The builders were all briefed on waste disposal and recycling, and repurposing elements from the old motel became central to the design. We pulled up the tiles in the motel rooms and we didn’t know what we’d do with them at first but we knew we could do something – they ended up being our crazy pave at the front entrance. We used bricks from the motel rooms to build the fireplace in the library, and added water tanks and solar panels and hemp insulation. All of the brands and companies we partnered with we chose because their values were aligned with ours – from the builders to the company that made our compostable stickers. The options are out there, and it’s a little more time consuming to find them but for us it was just the way we were going to do it.

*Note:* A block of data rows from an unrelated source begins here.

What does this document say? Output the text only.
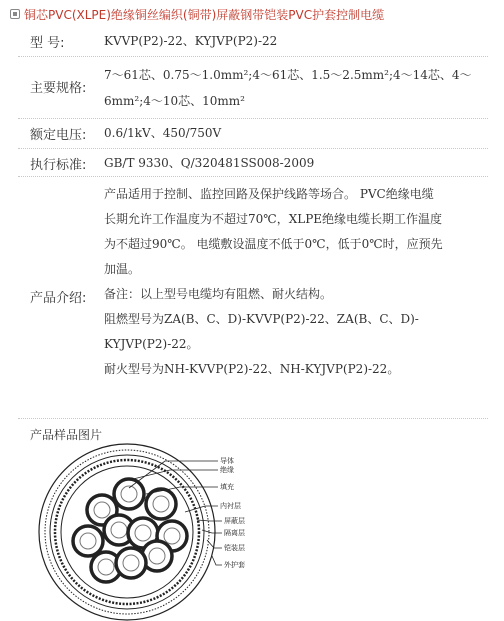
铜芯PVC(XLPE)绝缘铜丝编织(铜带)屏蔽钢带铠装PVC护套控制电缆
型 号:	KVVP(P2)-22、KYJVP(P2)-22
主要规格:
7～61芯、0.75～1.0mm²;4～61芯、1.5～2.5mm²;4～14芯、4～
6mm²;4～10芯、10mm²
额定电压: 0.6/1kV、450/750V
执行标准: GB/T 9330、Q/320481SS008-2009
产品介绍:

产品适用于控制、监控回路及保护线路等场合。 PVC绝缘电缆

长期允许工作温度为不超过70℃，XLPE绝缘电缆长期工作温度

为不超过90℃。 电缆敷设温度不低于0℃，低于0℃时，应预先

加温。

备注：以上型号电缆均有阻燃、耐火结构。

阻燃型号为ZA(B、C、D)-KVVP(P2)-22、ZA(B、C、D)-

KYJVP(P2)-22。

耐火型号为NH-KVVP(P2)-22、NH-KYJVP(P2)-22。

产品样品图片
导体
绝缘
填充
内衬层
屏蔽层
隔离层
铠装层
外护套
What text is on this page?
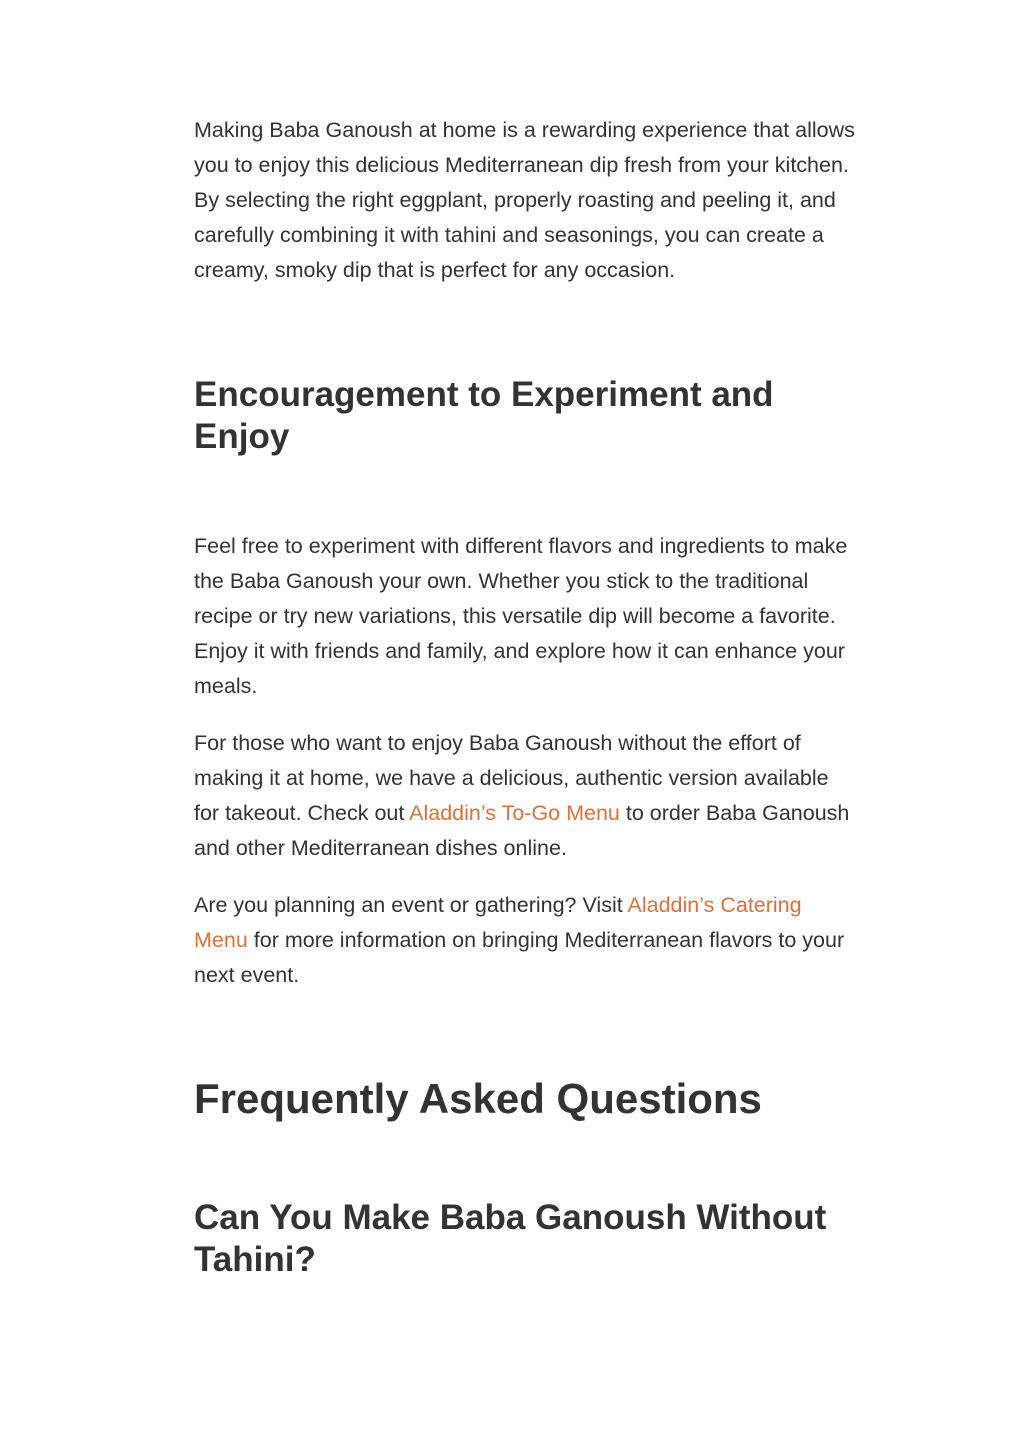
Making Baba Ganoush at home is a rewarding experience that allows you to enjoy this delicious Mediterranean dip fresh from your kitchen. By selecting the right eggplant, properly roasting and peeling it, and carefully combining it with tahini and seasonings, you can create a creamy, smoky dip that is perfect for any occasion.

Encouragement to Experiment and Enjoy

Feel free to experiment with different flavors and ingredients to make the Baba Ganoush your own. Whether you stick to the traditional recipe or try new variations, this versatile dip will become a favorite. Enjoy it with friends and family, and explore how it can enhance your meals.

For those who want to enjoy Baba Ganoush without the effort of making it at home, we have a delicious, authentic version available for takeout. Check out Aladdin’s To-Go Menu to order Baba Ganoush and other Mediterranean dishes online.

Are you planning an event or gathering? Visit Aladdin’s Catering Menu for more information on bringing Mediterranean flavors to your next event.

Frequently Asked Questions
Can You Make Baba Ganoush Without Tahini?
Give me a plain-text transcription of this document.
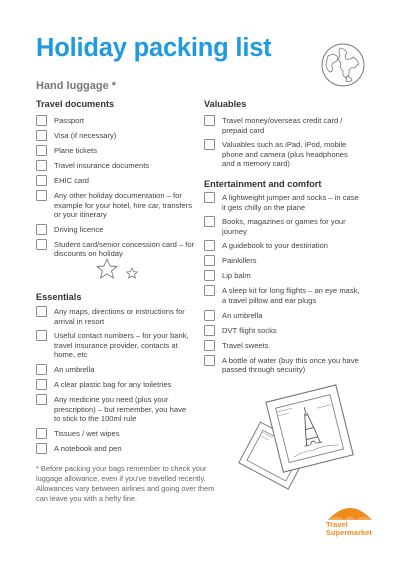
Holiday packing list
Hand luggage *
Travel documents
Passport
Visa (if necessary)
Plane tickets
Travel insurance documents
EHIC card
Any other holiday documentation – for example for your hotel, hire car, transfers or your itinerary
Driving licence
Student card/senior concession card – for discounts on holiday
Essentials
Any maps, directions or instructions for arrival in resort
Useful contact numbers – for your bank, travel insurance provider, contacts at home, etc
An umbrella
A clear plastic bag for any toiletries
Any medicine you need (plus your prescription) – but remember, you have to stick to the 100ml rule
Tissues / wet wipes
A notebook and pen
Valuables
Travel money/overseas credit card / prepaid card
Valuables such as iPad, iPod, mobile phone and camera (plus headphones and a memory card)
Entertainment and comfort
A lightweight jumper and socks – in case it gets chilly on the plane
Books, magazines or games for your journey
A guidebook to your destination
Painkillers
Lip balm
A sleep kit for long flights – an eye mask, a travel pillow and ear plugs
An umbrella
DVT flight socks
Travel sweets
A bottle of water (buy this once you have passed through security)
* Before packing your bags remember to check your luggage allowance, even if you've travelled recently. Allowances vary between airlines and going over them can leave you with a hefty fine.
Travel
Supermarket
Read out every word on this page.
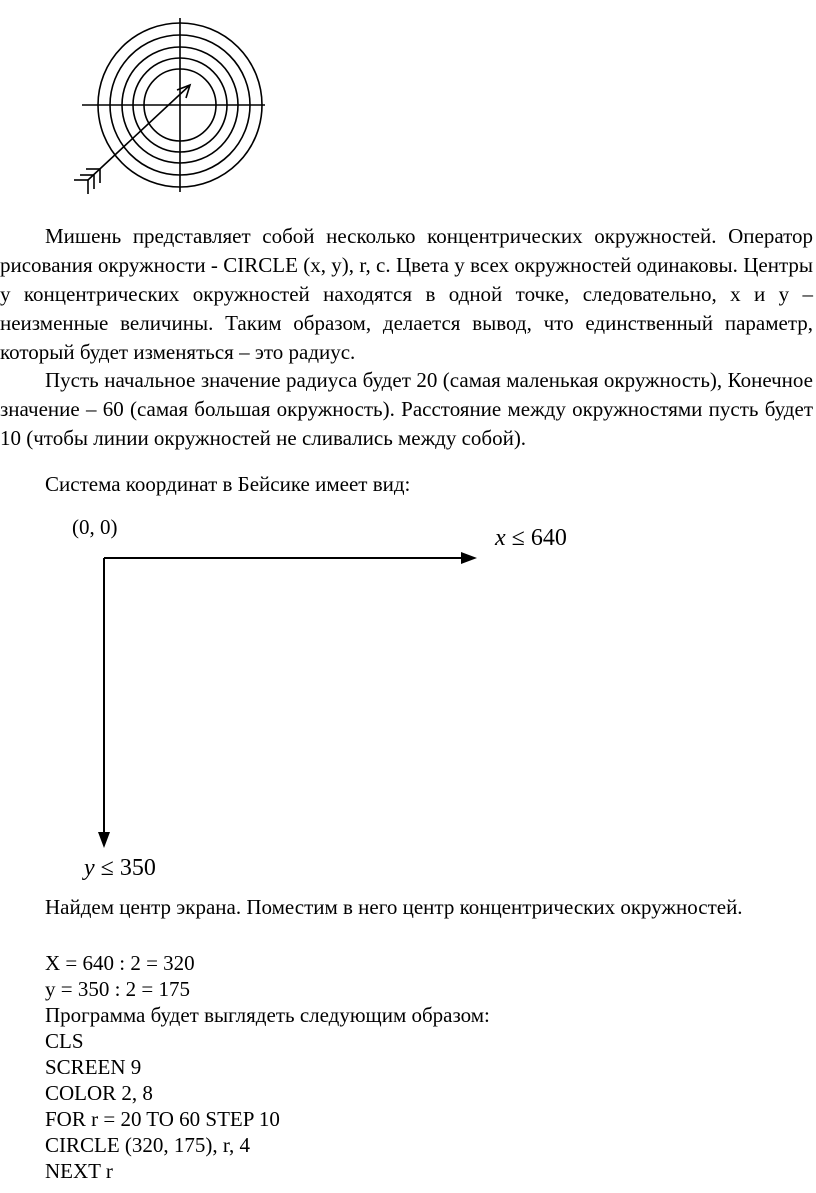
Мишень представляет собой несколько концентрических окружностей. Оператор рисования окружности - CIRCLE (x, y), r, c. Цвета у всех окружностей одинаковы. Центры у концентрических окружностей находятся в одной точке, следовательно, x и y – неизменные величины. Таким образом, делается вывод, что единственный параметр, который будет изменяться – это радиус.

Пусть начальное значение радиуса будет 20 (самая маленькая окружность), Конечное значение – 60 (самая большая окружность). Расстояние между окружностями пусть будет 10 (чтобы линии окружностей не сливались между собой).

Система координат в Бейсике имеет вид:

(0, 0)	x ≤ 640
y ≤ 350

Найдем центр экрана. Поместим в него центр концентрических окружностей.

X = 640 : 2 = 320
y = 350 : 2 = 175
Программа будет выглядеть следующим образом:
CLS
SCREEN 9
COLOR 2, 8
FOR r = 20 TO 60 STEP 10
CIRCLE (320, 175), r, 4
NEXT r
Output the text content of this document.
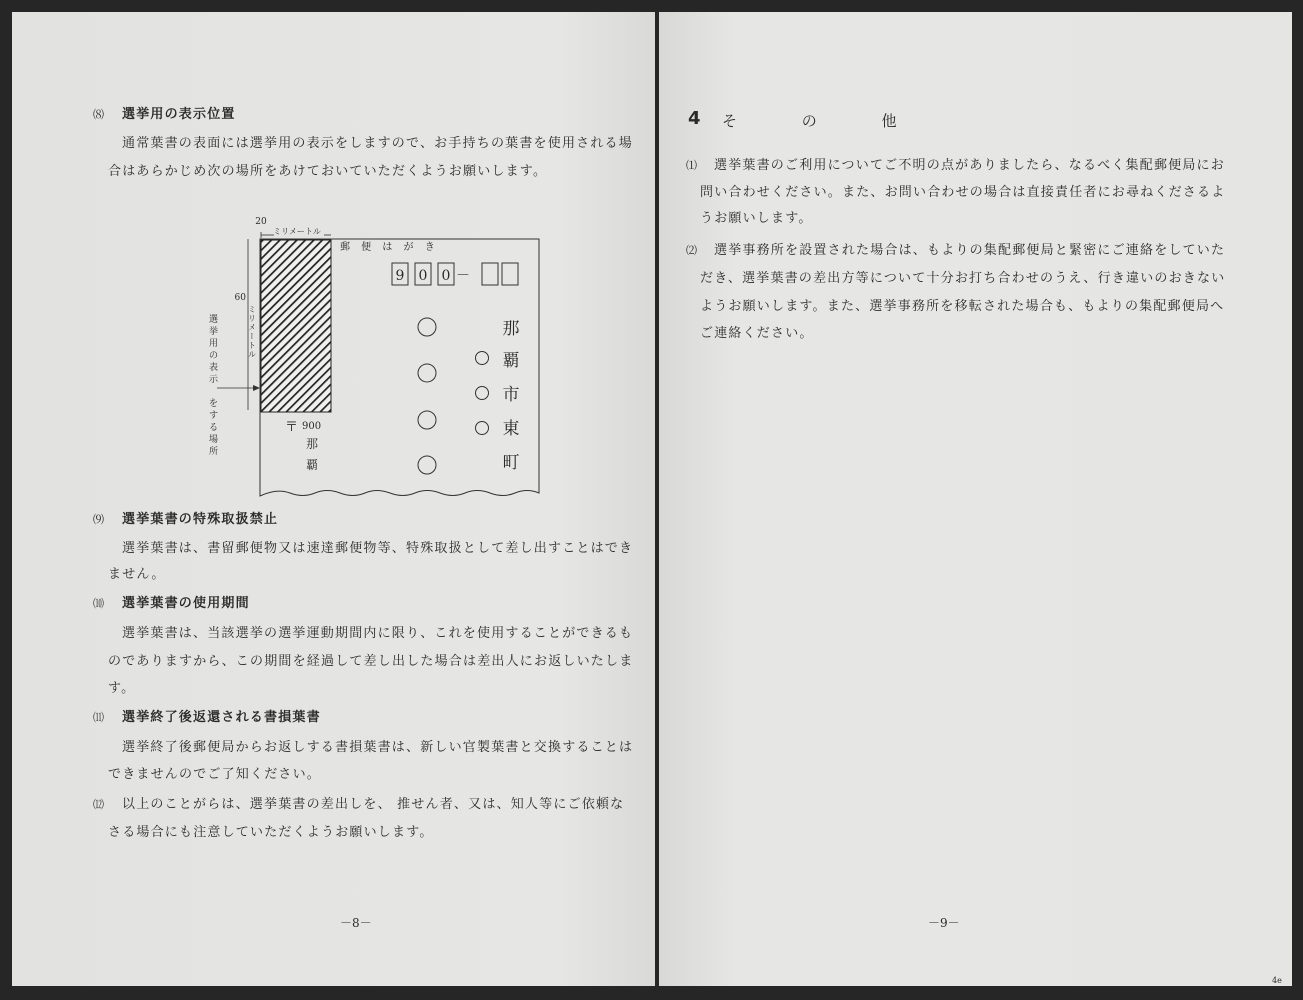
⑻ 選挙用の表示位置
通常葉書の表面には選挙用の表示をしますので、お手持ちの葉書を使用される場
合はあらかじめ次の場所をあけておいていただくようお願いします。
20
ミリメートル
60
ミリメートル
選
挙
用
の
表
示
を
す
る
場
所
郵 便 は が き
9 0 0 －
那
覇
市
東
町
〒 900
那
覇
⑼ 選挙葉書の特殊取扱禁止
選挙葉書は、書留郵便物又は速達郵便物等、特殊取扱として差し出すことはでき
ません。
⑽ 選挙葉書の使用期間
選挙葉書は、当該選挙の選挙運動期間内に限り、これを使用することができるも
のでありますから、この期間を経過して差し出した場合は差出人にお返しいたしま
す。
⑾ 選挙終了後返還される書損葉書
選挙終了後郵便局からお返しする書損葉書は、新しい官製葉書と交換することは
できませんのでご了知ください。
⑿ 以上のことがらは、選挙葉書の差出しを、 推せん者、又は、知人等にご依頼な
さる場合にも注意していただくようお願いします。
－8－
4 そ の 他
⑴ 選挙葉書のご利用についてご不明の点がありましたら、なるべく集配郵便局にお
問い合わせください。また、お問い合わせの場合は直接責任者にお尋ねくださるよ
うお願いします。
⑵ 選挙事務所を設置された場合は、もよりの集配郵便局と緊密にご連絡をしていた
だき、選挙葉書の差出方等について十分お打ち合わせのうえ、行き違いのおきない
ようお願いします。また、選挙事務所を移転された場合も、もよりの集配郵便局へ
ご連絡ください。
－9－
4e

And as travellers ourselves, we understand that sometimes when you’re on holiday you’re not necessarily thinking about acting in the most sustainable way. We decided to consider the details, to make it easy for guests to live sustainably while they’re staying with us.

Image by James Tolic

What about The Sunseeker are you most proud of?

I’m proud that we did it. We had the conversation so many times, and then you wake up the next day and you get scared or you get cold feet. Obviously the team and the sustainability side, they’re the beautiful things but at the end of the day I’m just proud of the product. I’ve stayed there with our kids many times and they love it. It’s pretty nice on a quiet moment when you’re walking around and kids are playing on the scooters and their parents are having a drink by the bar, it feels amazing to see it come to life.

Image by James Tolic

Is there one particular memory that speaks to the magic of the space?

One moment that’s forever sketched in my mind was very early on in the process. We’d stripped out one of the rooms and it was just us and the builders in this bare motel room, sketching floor plans on the walls with pencils. We had ideas and visions, but really the project formed as it came together – it’s been playful since the beginning, and that’s something we still see so clearly – day to day at The Sunseeker.